In this thesis, I problematize the notion of democracy—the ordained rights of human beings to pursuit liberty, happiness and prosperity—by articulating the idea of the American Dream with African Americans’ experiences of self-realization in a so-called democratic society. The purpose is to discuss whether or not African Americans can reverse and utilize their marginalized position as a critical stance for self-articulation to undo the racists’ misnaming on African American people. With a special emphasis on Milkman’s improvisation of the meanings of his family name, Dead, I discuss how the African Americans’ distinctive way of double-talk can facilitate them to negotiate the apparent dualism to inscribe their hybridized identity and how this kind of creativity can help them produce an alternative narrative of their traumatizing as well as truncated history.

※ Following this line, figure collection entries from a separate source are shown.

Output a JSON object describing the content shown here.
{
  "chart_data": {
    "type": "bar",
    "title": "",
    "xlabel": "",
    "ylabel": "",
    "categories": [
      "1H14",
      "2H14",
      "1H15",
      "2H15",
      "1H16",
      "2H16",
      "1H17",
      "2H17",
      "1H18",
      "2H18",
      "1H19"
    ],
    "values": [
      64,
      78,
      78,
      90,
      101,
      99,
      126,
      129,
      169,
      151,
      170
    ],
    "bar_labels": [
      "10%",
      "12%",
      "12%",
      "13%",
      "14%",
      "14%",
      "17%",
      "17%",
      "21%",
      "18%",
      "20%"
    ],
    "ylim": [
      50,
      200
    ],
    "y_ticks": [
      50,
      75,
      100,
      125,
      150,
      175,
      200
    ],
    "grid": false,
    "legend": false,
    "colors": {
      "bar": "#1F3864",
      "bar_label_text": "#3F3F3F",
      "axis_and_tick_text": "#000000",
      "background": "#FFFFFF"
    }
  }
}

Also, I intend to analyze both the limitation and liability of conventional psychoanalytic paradigm which is blind to the specificity of African American manhood and the problems peculiar to African American family. Though it is an undeniable historical fact that the African Americans do suffer from the aftermath of plantation slavery, they should be able to empower themselves by re-imagining a collective ancestry as a strategy to formulate an applicable identification politics. While narrating an inspiring genealogy for her people, Toni Morrison wraps up this novel with an open ending. This arrangement suggests to her people that the significations of their cultural identities be opened to further contestation and re-definition.